P C Jain’s wife Usha is a home maker, their only daughter Ekta was born while they lived in Ludhiana. Ekta is now married and her husband is in business manufacturing injection molded cones for textile mills with factories in Ludhiana and Bhopal. Their son Shakti was born in Delhi in 1977 who, after schooling in St. Marks School Delhi, graduated in commerce from Venkateswara College New Delhi and followed it with an MBA in finance, sales and marketing from Rochester School of Technology in 2001. Shakti now manages the company as Managing Director while his father is the Chairman. Proudly P C Jain says, “Under Shakti Jain’s leadership the company’s sales that had initially dipped after division of assets amongst erstwhile partners, has doubled”! Carrying his father’s vision of moving ahead of time, Shakti foresaw that RFID labels will be the future. In 2012 Shakti and his wife Neha, who is now the Executive Director in the company, visited Spain to be trained in RFID technology and to see the RFID inlay insertion machine. In yet another pioneering step they bought this machine and became the first Indian label company to offer RFID Self adhesive labels. At this time they even changed the name of their company to Great Eastern IDTech Pvt. Ltd. so as to project its modern approach and indicate their digital offerings.  Great Eastern has had steady and smooth operations however the only challenge came when they took up a complete barcode and RFID project for Government’s warehouse management systems. They had estimated to complete the project in 3 months and it kept on getting delayed due to technical issues. Persistent efforts helped them achieve success in implementing the systems in one year. Their biggest order came when they supplied, installed and commissioned 2500 barcode printers to HDFC Bank in all their branches, some in distant places.
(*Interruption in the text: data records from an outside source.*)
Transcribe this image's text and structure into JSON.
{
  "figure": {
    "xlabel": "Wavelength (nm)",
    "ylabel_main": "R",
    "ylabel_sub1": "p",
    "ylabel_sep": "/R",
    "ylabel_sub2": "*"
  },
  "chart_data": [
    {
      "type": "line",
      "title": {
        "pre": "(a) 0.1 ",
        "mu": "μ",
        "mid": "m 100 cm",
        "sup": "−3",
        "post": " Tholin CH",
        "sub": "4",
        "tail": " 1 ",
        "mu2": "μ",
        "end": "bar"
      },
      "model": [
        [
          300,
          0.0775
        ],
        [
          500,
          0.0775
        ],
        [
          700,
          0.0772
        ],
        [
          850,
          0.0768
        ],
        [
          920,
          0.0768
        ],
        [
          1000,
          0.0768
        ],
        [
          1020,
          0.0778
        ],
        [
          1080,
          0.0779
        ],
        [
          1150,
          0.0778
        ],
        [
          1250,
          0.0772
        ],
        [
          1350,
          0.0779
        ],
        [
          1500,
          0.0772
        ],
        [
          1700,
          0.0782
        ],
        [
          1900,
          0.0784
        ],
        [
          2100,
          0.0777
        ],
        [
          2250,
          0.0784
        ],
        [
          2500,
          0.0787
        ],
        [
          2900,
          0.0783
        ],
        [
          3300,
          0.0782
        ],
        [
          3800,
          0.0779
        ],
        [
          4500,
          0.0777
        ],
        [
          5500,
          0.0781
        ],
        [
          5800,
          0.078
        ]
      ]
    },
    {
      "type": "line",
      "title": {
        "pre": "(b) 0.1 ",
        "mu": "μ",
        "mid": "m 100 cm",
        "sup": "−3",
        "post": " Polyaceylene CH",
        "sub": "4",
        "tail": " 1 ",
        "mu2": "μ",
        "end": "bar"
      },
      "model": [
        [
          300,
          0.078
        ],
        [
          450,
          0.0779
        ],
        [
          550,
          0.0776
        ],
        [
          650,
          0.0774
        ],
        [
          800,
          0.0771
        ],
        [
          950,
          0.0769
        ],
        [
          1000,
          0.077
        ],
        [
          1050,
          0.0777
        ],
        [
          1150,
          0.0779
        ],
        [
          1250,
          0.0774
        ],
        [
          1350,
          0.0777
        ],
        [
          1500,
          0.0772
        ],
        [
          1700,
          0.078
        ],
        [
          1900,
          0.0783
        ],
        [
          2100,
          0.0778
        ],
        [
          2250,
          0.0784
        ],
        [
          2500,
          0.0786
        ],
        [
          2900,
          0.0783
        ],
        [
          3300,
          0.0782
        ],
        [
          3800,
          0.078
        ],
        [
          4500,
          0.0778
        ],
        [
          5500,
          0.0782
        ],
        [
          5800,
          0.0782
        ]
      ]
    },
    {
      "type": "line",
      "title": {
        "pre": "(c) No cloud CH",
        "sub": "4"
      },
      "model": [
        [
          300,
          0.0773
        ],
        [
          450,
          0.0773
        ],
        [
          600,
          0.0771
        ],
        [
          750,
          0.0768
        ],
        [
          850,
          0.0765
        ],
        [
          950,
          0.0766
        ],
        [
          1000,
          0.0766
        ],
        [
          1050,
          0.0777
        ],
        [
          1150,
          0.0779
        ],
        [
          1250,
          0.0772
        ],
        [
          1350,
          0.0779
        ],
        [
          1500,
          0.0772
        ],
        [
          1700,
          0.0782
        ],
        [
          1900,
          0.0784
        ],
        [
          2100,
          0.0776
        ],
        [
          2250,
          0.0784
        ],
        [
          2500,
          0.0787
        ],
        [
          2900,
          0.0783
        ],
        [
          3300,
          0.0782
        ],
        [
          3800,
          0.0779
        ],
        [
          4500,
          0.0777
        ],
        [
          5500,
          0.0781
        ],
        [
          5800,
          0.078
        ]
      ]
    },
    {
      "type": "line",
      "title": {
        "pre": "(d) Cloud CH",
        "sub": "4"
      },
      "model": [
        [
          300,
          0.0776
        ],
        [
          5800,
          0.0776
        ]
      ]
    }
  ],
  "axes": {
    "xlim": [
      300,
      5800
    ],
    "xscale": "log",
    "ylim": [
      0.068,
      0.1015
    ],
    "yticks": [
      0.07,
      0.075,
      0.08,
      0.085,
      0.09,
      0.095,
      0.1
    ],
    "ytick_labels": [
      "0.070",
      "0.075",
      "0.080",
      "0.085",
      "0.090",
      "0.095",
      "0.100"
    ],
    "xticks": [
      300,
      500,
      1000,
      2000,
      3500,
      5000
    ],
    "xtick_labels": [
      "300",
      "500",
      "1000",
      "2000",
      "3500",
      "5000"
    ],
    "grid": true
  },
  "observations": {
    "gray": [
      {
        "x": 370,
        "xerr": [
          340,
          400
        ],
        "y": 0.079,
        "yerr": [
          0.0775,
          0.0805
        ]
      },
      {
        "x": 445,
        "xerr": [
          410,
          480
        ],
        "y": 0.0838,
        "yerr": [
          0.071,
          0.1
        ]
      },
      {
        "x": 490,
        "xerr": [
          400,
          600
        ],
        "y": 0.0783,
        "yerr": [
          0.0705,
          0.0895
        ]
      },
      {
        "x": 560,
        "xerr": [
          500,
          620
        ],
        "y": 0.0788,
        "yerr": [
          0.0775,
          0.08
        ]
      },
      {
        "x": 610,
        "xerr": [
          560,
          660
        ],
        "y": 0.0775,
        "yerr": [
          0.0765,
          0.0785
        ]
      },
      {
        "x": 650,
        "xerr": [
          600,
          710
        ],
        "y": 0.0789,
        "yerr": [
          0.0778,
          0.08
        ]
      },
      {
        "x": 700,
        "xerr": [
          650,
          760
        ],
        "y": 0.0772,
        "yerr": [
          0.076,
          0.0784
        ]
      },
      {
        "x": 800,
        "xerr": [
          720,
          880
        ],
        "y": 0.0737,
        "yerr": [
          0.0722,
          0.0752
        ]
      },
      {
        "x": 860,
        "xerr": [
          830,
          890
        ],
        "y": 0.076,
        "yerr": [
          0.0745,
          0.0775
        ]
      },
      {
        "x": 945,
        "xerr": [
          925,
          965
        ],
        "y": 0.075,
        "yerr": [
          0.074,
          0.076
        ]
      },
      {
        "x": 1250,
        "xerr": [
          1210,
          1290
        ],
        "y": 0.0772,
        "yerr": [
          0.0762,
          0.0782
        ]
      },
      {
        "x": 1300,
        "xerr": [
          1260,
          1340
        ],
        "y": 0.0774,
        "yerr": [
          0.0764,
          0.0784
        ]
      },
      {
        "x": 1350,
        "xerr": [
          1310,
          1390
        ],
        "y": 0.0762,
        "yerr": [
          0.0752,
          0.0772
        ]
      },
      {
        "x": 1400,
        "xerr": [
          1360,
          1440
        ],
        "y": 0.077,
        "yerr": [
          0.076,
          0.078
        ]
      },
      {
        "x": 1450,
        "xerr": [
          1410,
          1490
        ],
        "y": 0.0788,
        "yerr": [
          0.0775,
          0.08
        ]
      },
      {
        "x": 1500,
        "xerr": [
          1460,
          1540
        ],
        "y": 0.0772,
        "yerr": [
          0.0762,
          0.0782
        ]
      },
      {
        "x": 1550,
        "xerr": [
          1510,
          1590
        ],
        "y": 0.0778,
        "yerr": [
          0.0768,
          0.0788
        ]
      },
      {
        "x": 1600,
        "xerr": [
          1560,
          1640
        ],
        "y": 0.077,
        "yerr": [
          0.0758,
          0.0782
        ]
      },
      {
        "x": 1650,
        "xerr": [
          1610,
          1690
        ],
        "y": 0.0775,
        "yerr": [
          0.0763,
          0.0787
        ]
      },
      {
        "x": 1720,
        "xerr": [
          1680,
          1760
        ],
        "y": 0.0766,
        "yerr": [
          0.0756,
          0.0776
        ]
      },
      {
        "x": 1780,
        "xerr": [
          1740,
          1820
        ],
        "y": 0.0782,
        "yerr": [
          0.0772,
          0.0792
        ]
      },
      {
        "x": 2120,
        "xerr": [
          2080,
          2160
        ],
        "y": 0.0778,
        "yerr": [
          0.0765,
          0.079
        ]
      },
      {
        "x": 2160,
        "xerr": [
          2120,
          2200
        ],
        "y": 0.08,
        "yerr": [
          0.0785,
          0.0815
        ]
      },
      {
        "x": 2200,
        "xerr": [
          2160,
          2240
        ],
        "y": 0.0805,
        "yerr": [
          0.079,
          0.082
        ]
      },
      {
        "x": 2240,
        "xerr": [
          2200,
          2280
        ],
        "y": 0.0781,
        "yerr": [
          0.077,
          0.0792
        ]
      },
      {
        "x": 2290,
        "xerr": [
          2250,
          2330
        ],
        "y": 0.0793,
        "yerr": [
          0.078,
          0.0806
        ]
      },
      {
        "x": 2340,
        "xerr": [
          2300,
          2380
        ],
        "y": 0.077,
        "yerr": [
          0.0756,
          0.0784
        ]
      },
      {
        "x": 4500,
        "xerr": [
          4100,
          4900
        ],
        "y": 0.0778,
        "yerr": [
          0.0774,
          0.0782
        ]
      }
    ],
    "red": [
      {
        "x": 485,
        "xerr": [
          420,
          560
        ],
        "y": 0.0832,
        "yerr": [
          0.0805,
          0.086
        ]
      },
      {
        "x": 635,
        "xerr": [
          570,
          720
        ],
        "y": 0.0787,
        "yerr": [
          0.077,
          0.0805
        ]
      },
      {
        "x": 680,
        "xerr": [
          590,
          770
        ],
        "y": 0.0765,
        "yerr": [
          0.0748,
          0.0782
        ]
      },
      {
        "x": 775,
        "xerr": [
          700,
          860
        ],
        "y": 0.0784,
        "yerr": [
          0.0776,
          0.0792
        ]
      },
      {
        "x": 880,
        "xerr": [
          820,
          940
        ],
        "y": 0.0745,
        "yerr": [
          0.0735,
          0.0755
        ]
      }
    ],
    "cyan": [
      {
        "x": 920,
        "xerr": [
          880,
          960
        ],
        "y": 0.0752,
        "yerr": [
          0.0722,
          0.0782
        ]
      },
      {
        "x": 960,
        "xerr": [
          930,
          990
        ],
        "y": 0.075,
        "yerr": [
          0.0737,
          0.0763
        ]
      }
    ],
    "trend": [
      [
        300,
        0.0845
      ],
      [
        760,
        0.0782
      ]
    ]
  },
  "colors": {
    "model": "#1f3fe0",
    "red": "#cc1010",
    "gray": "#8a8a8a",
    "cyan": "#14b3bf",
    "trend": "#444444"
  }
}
Great Eastern IDTech Pvt. Ltd. now has their manufacturing facility spread over 25000 square feet with 135 employees. They have five offices besides their head office in Gurgaon. These are at Bangalore, Chennai, Pune, Mumbai and Kolkata. Sales that fell to Rupees 10.00 Crores after the split between partners in 2002, but after achieving a steady growth over the following years, it is expected to reach Rupees 32.00 Crores by 31st March 2018. Two third of their business comes from consumables and one third from hardware and software. Barcode technology accounts for 85% of sales, RFID 5% and price marking is 10%. They sell 200,000 square meters per month of thermal transfer ribbon, convert 150,000 square meters per month of labelstock and sell 1 million RFID labels per year. Visualising future the father son duo expresses that by the year 2020, they will reach a turnover of Rupees 50 Crores just by organic growth.



In progressing years P C Jain has tried to give back to the industry and society that gave him success and recognition. Other than spending his quality time with his best friend, his grandson Samar Jain, he is involved with many charitable institutions. He initiated the formation of AIDC (Automatic Identification and Data Capture) Associationof India and was its founder president for the first two terms of 3 years each. The association was started with just 30 members and has now grown to 150 members with pan national presence. In 2012 the AIDC Association at its annual conference in Kovallam resort Kerala, conferred upon P C Jain the “Lifetime Achievement Award”!